Between 2000 and 2013 there has been an increase in the early prescription of antibiotics and use of combination therapy in patients with pneumococcal pneumonia, researchers report.
These trends were associated with significant improvements in patient survival in the intensive care unit (ICU), the research shows.
“In view of these results, all patients with pneumococcal [severe community-acquired pneumonia] SCAP requiring ICU admission should receive early treatment and combined antibiotic therapy”, write Simone Gattarello (Vall d’Hebron University Hospital, Barcelona, Spain) and co-authors in Chest.
For their study, Gattarello and colleagues compared antibiotic prescribing practices in two prospective European cohorts. They matched 80 patients from the Community-Acquired Pneumonia en la Unidad de Cuidados Intensivos (CAPUCI) II study, which was conducted in 2008–2013, with 80 patients from CAPUCI I, which was conducted in 2000–2002.
All patients were admitted to hospital with SCAP caused by Streptococcus pneumoniae and the groups were matched for presence of shock at admission, need of mechanical ventilation, chronic obstructive pulmonary disease, immunosuppression and age.
The incidence of SCAP increased significantly over the study period, from 27.0% to 43.9%, the authors found. The estimated probability of death also increased, from 24.0% to 31.0%.
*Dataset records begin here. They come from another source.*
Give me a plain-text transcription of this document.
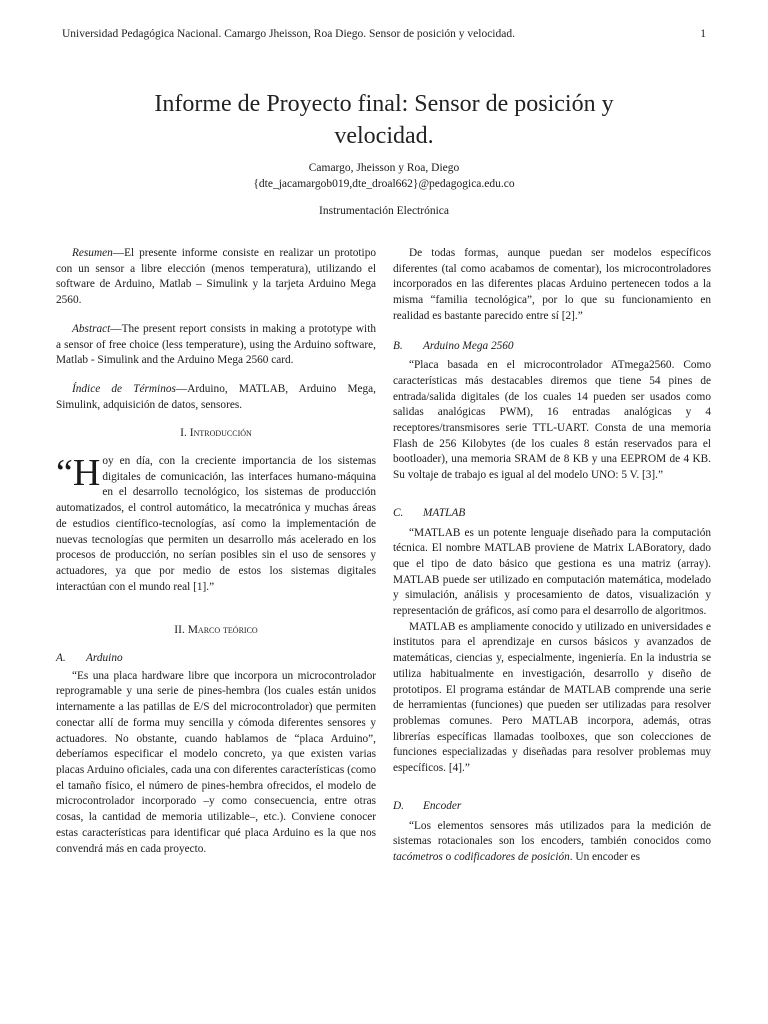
Universidad Pedagógica Nacional. Camargo Jheisson, Roa Diego. Sensor de posición y velocidad.	1
Informe de Proyecto final: Sensor de posición y
velocidad.
Camargo, Jheisson y Roa, Diego
{dte_jacamargob019,dte_droal662}@pedagogica.edu.co
Instrumentación Electrónica

Resumen—El presente informe consiste en realizar un prototipo con un sensor a libre elección (menos temperatura), utilizando el software de Arduino, Matlab – Simulink y la tarjeta Arduino Mega 2560.

Abstract—The present report consists in making a prototype with a sensor of free choice (less temperature), using the Arduino software, Matlab - Simulink and the Arduino Mega 2560 card.

Índice de Términos—Arduino, MATLAB, Arduino Mega, Simulink, adquisición de datos, sensores.

I. Introducción

“Hoy en día, con la creciente importancia de los sistemas digitales de comunicación, las interfaces humano-máquina en el desarrollo tecnológico, los sistemas de producción automatizados, el control automático, la mecatrónica y muchas áreas de estudios científico-tecnologías, así como la implementación de nuevas tecnologías que permiten un desarrollo más acelerado en los procesos de producción, no serían posibles sin el uso de sensores y actuadores, ya que por medio de estos los sistemas digitales interactúan con el mundo real [1].”

II. Marco teórico
A. Arduino

“Es una placa hardware libre que incorpora un microcontrolador reprogramable y una serie de pines-hembra (los cuales están unidos internamente a las patillas de E/S del microcontrolador) que permiten conectar allí de forma muy sencilla y cómoda diferentes sensores y actuadores. No obstante, cuando hablamos de “placa Arduino”, deberíamos especificar el modelo concreto, ya que existen varias placas Arduino oficiales, cada una con diferentes características (como el tamaño físico, el número de pines-hembra ofrecidos, el modelo de microcontrolador incorporado –y como consecuencia, entre otras cosas, la cantidad de memoria utilizable–, etc.). Conviene conocer estas características para identificar qué placa Arduino es la que nos convendrá más en cada proyecto.

De todas formas, aunque puedan ser modelos específicos diferentes (tal como acabamos de comentar), los microcontroladores incorporados en las diferentes placas Arduino pertenecen todos a la misma “familia tecnológica”, por lo que su funcionamiento en realidad es bastante parecido entre sí [2].”

B. Arduino Mega 2560

“Placa basada en el microcontrolador ATmega2560. Como características más destacables diremos que tiene 54 pines de entrada/salida digitales (de los cuales 14 pueden ser usados como salidas analógicas PWM), 16 entradas analógicas y 4 receptores/transmisores serie TTL-UART. Consta de una memoria Flash de 256 Kilobytes (de los cuales 8 están reservados para el bootloader), una memoria SRAM de 8 KB y una EEPROM de 4 KB. Su voltaje de trabajo es igual al del modelo UNO: 5 V. [3].”

C. MATLAB

“MATLAB es un potente lenguaje diseñado para la computación técnica. El nombre MATLAB proviene de Matrix LABoratory, dado que el tipo de dato básico que gestiona es una matriz (array). MATLAB puede ser utilizado en computación matemática, modelado y simulación, análisis y procesamiento de datos, visualización y representación de gráficos, así como para el desarrollo de algoritmos.

MATLAB es ampliamente conocido y utilizado en universidades e institutos para el aprendizaje en cursos básicos y avanzados de matemáticas, ciencias y, especialmente, ingeniería. En la industria se utiliza habitualmente en investigación, desarrollo y diseño de prototipos. El programa estándar de MATLAB comprende una serie de herramientas (funciones) que pueden ser utilizadas para resolver problemas comunes. Pero MATLAB incorpora, además, otras librerías específicas llamadas toolboxes, que son colecciones de funciones especializadas y diseñadas para resolver problemas muy específicos. [4].”

D. Encoder

“Los elementos sensores más utilizados para la medición de sistemas rotacionales son los encoders, también conocidos como tacómetros o codificadores de posición. Un encoder es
However, ICU mortality declined significantly, from 32.5% in 2000–2002 to 17.5% in 2008–2013, with an odds ratio (OR) of 0.82. This decline was also apparent in the subgroups of patients with shock (OR=0.67) and in those receiving mechanical ventilation (OR=0.73).
Over the same time period, antibiotic administration within 3 hours of hospitalisation increased from 27.5% to 70.0%. Furthermore, use of combination therapy – usually a cephalosporin and a macrolide antibiotic – rose from 66.2% to 87.5%.
Both changes were statistically significant and contributed to an increase in the proportion of patients whose treatment was guideline-compliant, from 47.5% to 80.0%.
Finally, multivariate analysis confirmed that invasive mechanical ventilation was a risk factor for ICU mortality (OR=5.23) whereas early antibiotic administration (OR=0.36) and combined therapy (OR=0.19) protected against ICU mortality.
“The main finding of this study was a 15% decrease in ICU mortality due to SCAP caused by S pneumoniae during the study period,” the team concludes. “Several changes in antibiotic prescription practices were detected, and an association between improved survival and both earlier antibiotic administration and increased combined antibiotic therapy was identified.”